The governor also said the threat of disconnections is being removed as many Texans face substantially higher electricity bills.
Water outages remain the other major concern, and Abbott said he is focusing on that problem with the Texas Commission on Environmental Quality.
As many as 15 million Texans — about half the state — are served by water systems that have experienced disruptions after bitter cold caused mass power outages.
"We continue to get updates during the course of the day as well as last night ensuring that water is being restored to communities across the entire state," Abbott said. "We understand the enormous challenges that our fellow Texans are facing right now because of either power outages or shortages of water."
Abbott said that more than 3 million bottles of water have been provided to Texas communities, partly through deliveries on military planes and helicopters.
Abbott said he plans to bring in more plumbers due to high demand for work on broken residential pipes across the state. On Saturday, Abbott announced plans to waive some licensing regulations to allow a plumber's apprentice to perform repairs without "direct" supervision by a licensed plumber.
"We want to make sure we have the supply to meet that demand," Abbott said. "We urge everybody that may have broken pipes to call a plumber as quickly as possible. Also, you need to be sure that you call your insurance agent as quickly as possible. They should be working with you to make sure those pipes get fixed."
If residents don't have insurance, they may qualify for a Federal Emergency Management Agency reimbursement, Abbott said. President Joe Biden signed a major disaster declaration for Texas on Friday.
"We have had FEMA assistance granted by the federal government, and part of that is individual assistance that will assist individuals whose homes or apartments have been harmed because of the winter storm," Abbott said. "If so, you will need to document any type of loss you've had. You will need to be in contact with your local emergency response coordinator to make sure they have that information so that that calculus will be provided to the federal government so you can get a reimbursement."
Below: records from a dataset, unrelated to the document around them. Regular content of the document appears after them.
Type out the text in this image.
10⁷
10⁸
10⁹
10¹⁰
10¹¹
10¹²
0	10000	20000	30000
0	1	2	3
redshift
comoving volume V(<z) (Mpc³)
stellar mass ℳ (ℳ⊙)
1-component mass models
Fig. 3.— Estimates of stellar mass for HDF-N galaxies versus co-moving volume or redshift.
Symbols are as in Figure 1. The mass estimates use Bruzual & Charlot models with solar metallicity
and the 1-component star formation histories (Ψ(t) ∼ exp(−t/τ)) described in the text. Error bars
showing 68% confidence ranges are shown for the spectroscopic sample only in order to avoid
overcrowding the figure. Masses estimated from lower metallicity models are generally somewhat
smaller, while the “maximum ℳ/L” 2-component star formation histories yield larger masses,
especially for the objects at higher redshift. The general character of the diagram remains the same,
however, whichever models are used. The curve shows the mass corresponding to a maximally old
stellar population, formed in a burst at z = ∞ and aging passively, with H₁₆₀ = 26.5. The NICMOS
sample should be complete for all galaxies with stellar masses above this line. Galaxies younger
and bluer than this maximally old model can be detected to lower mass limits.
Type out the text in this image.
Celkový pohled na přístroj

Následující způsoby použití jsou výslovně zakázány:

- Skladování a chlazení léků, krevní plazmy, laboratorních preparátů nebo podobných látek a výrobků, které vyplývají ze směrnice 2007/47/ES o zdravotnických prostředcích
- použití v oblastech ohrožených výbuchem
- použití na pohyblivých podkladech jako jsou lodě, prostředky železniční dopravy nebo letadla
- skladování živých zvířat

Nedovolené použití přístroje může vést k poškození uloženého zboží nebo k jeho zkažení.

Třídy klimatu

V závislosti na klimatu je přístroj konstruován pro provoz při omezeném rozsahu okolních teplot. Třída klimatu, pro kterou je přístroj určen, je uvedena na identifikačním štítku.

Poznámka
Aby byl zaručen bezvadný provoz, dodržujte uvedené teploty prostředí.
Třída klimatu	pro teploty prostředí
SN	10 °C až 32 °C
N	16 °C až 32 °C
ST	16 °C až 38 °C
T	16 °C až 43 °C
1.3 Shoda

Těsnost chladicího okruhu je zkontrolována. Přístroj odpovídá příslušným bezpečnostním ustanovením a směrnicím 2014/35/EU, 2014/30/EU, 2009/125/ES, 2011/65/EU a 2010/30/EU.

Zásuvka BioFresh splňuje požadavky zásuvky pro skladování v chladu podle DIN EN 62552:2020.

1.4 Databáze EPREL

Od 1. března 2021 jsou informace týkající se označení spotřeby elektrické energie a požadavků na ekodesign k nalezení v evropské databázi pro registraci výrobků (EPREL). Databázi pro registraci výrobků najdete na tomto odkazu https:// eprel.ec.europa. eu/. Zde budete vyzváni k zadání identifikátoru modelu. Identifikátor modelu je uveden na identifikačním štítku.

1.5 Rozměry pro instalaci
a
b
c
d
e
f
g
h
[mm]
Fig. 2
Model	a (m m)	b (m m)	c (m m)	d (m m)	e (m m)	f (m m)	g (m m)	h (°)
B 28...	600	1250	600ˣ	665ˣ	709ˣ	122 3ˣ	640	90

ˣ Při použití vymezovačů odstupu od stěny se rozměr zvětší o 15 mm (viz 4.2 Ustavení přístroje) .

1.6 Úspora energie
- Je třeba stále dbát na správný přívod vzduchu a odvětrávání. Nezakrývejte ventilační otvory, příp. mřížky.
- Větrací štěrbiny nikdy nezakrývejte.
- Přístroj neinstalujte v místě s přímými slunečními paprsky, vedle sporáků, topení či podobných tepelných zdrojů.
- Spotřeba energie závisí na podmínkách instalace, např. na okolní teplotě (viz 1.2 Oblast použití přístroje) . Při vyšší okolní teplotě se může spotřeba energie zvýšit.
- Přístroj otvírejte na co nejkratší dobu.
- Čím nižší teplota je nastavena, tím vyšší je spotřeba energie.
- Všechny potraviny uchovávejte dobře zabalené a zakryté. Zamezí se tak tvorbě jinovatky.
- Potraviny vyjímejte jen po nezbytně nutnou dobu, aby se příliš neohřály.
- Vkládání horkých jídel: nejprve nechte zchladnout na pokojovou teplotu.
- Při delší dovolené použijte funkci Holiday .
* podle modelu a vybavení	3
Access to food is another challenge for Texans at the moment. Abbott said that with the snow and ice being cleared from roads, deliveries of truckloads of food to stores across the state will begin.
"Your grocery store shelves are getting restocked as we speak," Abbott said. "To assist that and speed it up, I have suspended regulations to get more trucks on the road to deliver food and supplies.
"I've also suspended regulations to get more kitchens to be able to prepare meals for Texans as long as those kitchens follow Department of State Health Services guidance on food safety. Also I have requested a USDA disaster declaration to help agriculture producers."
Some Texans, primarily those who opted for variable rate pricing with their electricity provider, have experienced skyrocketing electric bills due to high energy demand from the winter storm.
"I held an emergency meeting yesterday with legislative leaders to begin the legislative process to shield Texas families from unreasonable bills," Abbott said. "As we are speaking, there's a meeting being held by the Texas Public Utility Commission announcing this relief to issue a moratorium of customer disconnections for nonpayment."
During this pause, the state will also stop electric providers from sending customer invoices and will address challenges Texans are seeing from increased prices, he said.